Contrariamente a me, però, Padoa Schioppa ritiene che l’alternativa al coordinamento risieda in un governo parlamentare dell’Eurozona. Per capirsi, il parlamentarismo è un sistema di governo in cui il legislativo è la sede esclusiva della volontà popolare. Adottato in uno Stato federale (come la Germania, l’Austria, il Belgio, il Canada, l’Australia, ma anche l’India), ciò implica che la camera popolare è la depositaria esclusiva della formazione/sfiducia del governo. Tutto è semplice: gli elettori votano per la camera popolare e quest’ultima dà la fiducia al governo. Contemporaneamente, secondo modalità diverse, vengono eletti i rappresentanti della camera alta di rappresentanza dei territori (Laender, Province, Regioni), ma quest’ultima non ha poteri di governo. Applicato all’Eurozona, ciò significherebbe dare i poteri di governo al parlamento, la cui maggioranza dovrebbe scegliere la commissione e il suo presidente. Perché questo sistema non può funzionare nell’Eurozona, come non ha potuto affermarsi dopo tanti anni nell’Unione europea? Perché là dove vi sono forti asimmetrie demografiche e differenziazioni nazionali tra Stati, là è impossibile istituire un’unica ed esclusiva sede della volontà politica, il parlamento (appunto). Nonostante la “proporzionalità degressiva” che sovra-rappresenta gli Stati piccoli, questi ultimi (che sono la grande maggioranza dell’Eurozona e dell’Ue) continuerebbero ad avere una minoranza di seggi nel parlamento, con l’esito di incidere poco sulla formazione della commissione e del suo presidente. Non stupisce, infatti, che le unioni federali nate per aggregazione di Stati precedentemente indipendenti e asimmetrici (come gli Stati Uniti e la Svizzera) si sono date un sistema di governo basato sulla separazione dei poteri, non già sulla loro fusione centralizzata nella camera popolare. In sistemi a separazione dei poteri, infatti, le decisioni sono prese attraverso il concorso di istituzioni distinte che, grazie ad un meccanismo di controlli e bilanciamenti, tengono in equilibrio gli interessi degli Stati più grandi con gli interessi di quelli più piccoli. Se i piccoli sono minoranza in una camera, possono però farsi sentire nell’altra camera, oltre che incidere sulla formazione o composizione dell’esecutivo. Le forme della separazione possono essere diverse, ma ciò che conta è prevenire le gerarchie di potere tra gli Stati (come è invece avvenuto nell’Eurozona).

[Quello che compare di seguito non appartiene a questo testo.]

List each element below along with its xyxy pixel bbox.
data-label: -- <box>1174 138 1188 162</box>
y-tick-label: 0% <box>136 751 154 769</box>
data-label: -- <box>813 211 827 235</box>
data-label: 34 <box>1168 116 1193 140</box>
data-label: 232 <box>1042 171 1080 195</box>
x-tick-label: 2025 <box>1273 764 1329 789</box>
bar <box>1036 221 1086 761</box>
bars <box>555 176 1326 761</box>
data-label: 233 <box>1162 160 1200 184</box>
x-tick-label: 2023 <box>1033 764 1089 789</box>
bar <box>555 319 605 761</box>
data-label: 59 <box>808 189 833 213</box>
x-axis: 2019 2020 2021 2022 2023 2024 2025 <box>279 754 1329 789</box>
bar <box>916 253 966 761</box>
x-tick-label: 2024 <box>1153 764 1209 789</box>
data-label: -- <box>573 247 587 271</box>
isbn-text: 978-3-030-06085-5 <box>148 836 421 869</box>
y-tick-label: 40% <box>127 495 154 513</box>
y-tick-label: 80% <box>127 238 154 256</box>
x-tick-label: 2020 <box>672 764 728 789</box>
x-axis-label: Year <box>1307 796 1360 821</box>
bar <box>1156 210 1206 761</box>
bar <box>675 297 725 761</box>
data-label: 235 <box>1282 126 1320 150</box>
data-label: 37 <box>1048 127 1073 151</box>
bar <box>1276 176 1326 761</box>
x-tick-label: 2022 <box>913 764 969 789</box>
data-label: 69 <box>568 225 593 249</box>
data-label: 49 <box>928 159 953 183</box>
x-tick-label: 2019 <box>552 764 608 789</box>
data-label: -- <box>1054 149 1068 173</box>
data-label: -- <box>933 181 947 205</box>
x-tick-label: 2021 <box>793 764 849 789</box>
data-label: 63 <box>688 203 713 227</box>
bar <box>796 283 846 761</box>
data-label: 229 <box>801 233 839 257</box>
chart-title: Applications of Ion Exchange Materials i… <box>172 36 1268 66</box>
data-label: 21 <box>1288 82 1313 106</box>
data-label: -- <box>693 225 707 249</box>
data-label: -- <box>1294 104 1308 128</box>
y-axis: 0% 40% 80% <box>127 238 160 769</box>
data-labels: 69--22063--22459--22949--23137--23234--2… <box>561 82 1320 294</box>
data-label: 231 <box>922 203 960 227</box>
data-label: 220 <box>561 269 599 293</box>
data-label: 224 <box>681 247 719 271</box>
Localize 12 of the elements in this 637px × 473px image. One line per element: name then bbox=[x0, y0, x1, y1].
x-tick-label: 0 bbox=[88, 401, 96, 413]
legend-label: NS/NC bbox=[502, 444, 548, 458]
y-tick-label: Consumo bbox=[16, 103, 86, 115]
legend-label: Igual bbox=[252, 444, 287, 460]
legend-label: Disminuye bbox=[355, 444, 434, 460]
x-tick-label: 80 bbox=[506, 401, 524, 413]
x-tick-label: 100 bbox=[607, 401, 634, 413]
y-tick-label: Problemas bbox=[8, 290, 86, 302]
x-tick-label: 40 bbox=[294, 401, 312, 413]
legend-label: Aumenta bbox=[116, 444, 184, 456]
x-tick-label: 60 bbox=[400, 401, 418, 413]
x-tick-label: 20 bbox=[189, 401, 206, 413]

Naturalmente, non si tratta di sistemi semplici come quello parlamentare (basti vedere cosa sta succedendo a Washington). Non ci sono però scorciatoie, se si vogliono aggregare democraticamente Stati di diverse dimensioni e di diverse nazionalità. Ciò richiede un nuovo trattato dell’Eurozona. Sarà anche difficile farlo, ma solo così si potrà impedire allo scorpione di uccidere sé stesso.